Мама очнулась первой:

– А ну выметайтесь отсюда живо!

– Да выметаемся, выметаемся, чего орать-то… Сказали б сразу, что тут занято…

Пожав плечами, парни ушли. Было слышно, как они ржут в коридоре. Это они над ними, над ней, над Элей смеются. Эле стало жутко неловко. Правда, чего они молчали? Надо было сразу заорать: «Пошли вон!» И парни бы ушли. А они под одеялом затихарились. Глупо-то как!

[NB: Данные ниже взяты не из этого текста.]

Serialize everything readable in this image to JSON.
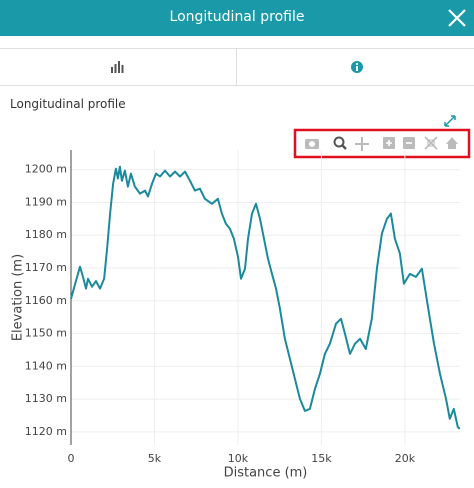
{
  "header": {
    "title": "Longitudinal profile"
  },
  "panel_title": "Longitudinal profile",
  "chart_data": {
    "type": "line",
    "xlabel": "Distance (m)",
    "ylabel": "Elevation (m)",
    "x": [
      0,
      240,
      540,
      720,
      900,
      1020,
      1260,
      1500,
      1740,
      1980,
      2160,
      2340,
      2520,
      2690,
      2810,
      2930,
      3050,
      3230,
      3410,
      3590,
      3830,
      4130,
      4430,
      4610,
      4850,
      5090,
      5330,
      5630,
      5930,
      6230,
      6530,
      6830,
      7130,
      7420,
      7720,
      8020,
      8440,
      8800,
      9040,
      9280,
      9520,
      9760,
      10000,
      10180,
      10420,
      10600,
      10840,
      11080,
      11320,
      11560,
      11800,
      12040,
      12280,
      12510,
      12810,
      13110,
      13410,
      13710,
      14010,
      14310,
      14610,
      14910,
      15210,
      15510,
      15870,
      16170,
      16410,
      16710,
      17010,
      17310,
      17660,
      18020,
      18320,
      18620,
      18920,
      19160,
      19400,
      19700,
      19940,
      20300,
      20660,
      21020,
      21260,
      21500,
      21740,
      22100,
      22460,
      22690,
      22930,
      23170,
      23290
    ],
    "series": [
      {
        "name": "Elevation",
        "color": "#1b8a9c",
        "values": [
          1160.6,
          1165,
          1170.4,
          1167.3,
          1163.7,
          1166.7,
          1164.3,
          1166,
          1163.7,
          1166.7,
          1175.9,
          1186.6,
          1195.7,
          1200.3,
          1197.3,
          1200.9,
          1196.6,
          1199.7,
          1194.8,
          1198.8,
          1194.8,
          1192.7,
          1193.6,
          1191.8,
          1195.7,
          1198.8,
          1197.9,
          1199.7,
          1197.9,
          1199.4,
          1197.9,
          1199.4,
          1196.6,
          1193.6,
          1194.2,
          1191.1,
          1189.6,
          1191.1,
          1186.6,
          1183.5,
          1182,
          1178.9,
          1173.4,
          1166.7,
          1169.8,
          1178.9,
          1186.6,
          1189.6,
          1185,
          1178.9,
          1172.8,
          1168.2,
          1163.7,
          1157.6,
          1148.4,
          1142.3,
          1136.2,
          1130.1,
          1126.4,
          1127,
          1133.1,
          1137.7,
          1143.8,
          1146.9,
          1153,
          1154.5,
          1149.9,
          1143.8,
          1146.9,
          1148.4,
          1145.3,
          1154.5,
          1169.8,
          1180.5,
          1185,
          1186.6,
          1178.9,
          1174.4,
          1165.2,
          1168.2,
          1167.3,
          1169.8,
          1162.1,
          1154.5,
          1146.9,
          1137.7,
          1130.1,
          1124,
          1127,
          1121.5,
          1120.9
        ]
      }
    ],
    "xlim": [
      0,
      23300
    ],
    "ylim": [
      1116,
      1206
    ],
    "xticks": [
      0,
      {
        "value": 5000,
        "label": "5k"
      },
      {
        "value": 10000,
        "label": "10k"
      },
      {
        "value": 15000,
        "label": "15k"
      },
      {
        "value": 20000,
        "label": "20k"
      }
    ],
    "yticks": [
      {
        "value": 1120,
        "label": "1120 m"
      },
      {
        "value": 1130,
        "label": "1130 m"
      },
      {
        "value": 1140,
        "label": "1140 m"
      },
      {
        "value": 1150,
        "label": "1150 m"
      },
      {
        "value": 1160,
        "label": "1160 m"
      },
      {
        "value": 1170,
        "label": "1170 m"
      },
      {
        "value": 1180,
        "label": "1180 m"
      },
      {
        "value": 1190,
        "label": "1190 m"
      },
      {
        "value": 1200,
        "label": "1200 m"
      }
    ],
    "grid": true
  }
}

Мать вылезла из кровати, прошлепала, засунув ноги в расстегнутые босоножки, к двери:

– Замок сломали… Теперь не закроешь…

– А что делать? – Эля чувствовала себя кисло.

Такой был день! Самый важный день в ее жизни. И такой конфуз. Называется: «А поутру они проснулись…» Ей казалось, что все теперь будут над ней смеяться. Спряталась под одеялом! – Ха-ха-ха, детский сад. Девочка, беги к маме! Кто такие «все», она не задумывалась. Наверно, это она переняла от матери: что скажут, как посмотрят. Ей самой не нравилась такая зависимость от чужого глаза, но избавиться от нее она не могла.

– Не знаю. Может кроватью припереть? Тогда не открыть будет снаружи. Наверно…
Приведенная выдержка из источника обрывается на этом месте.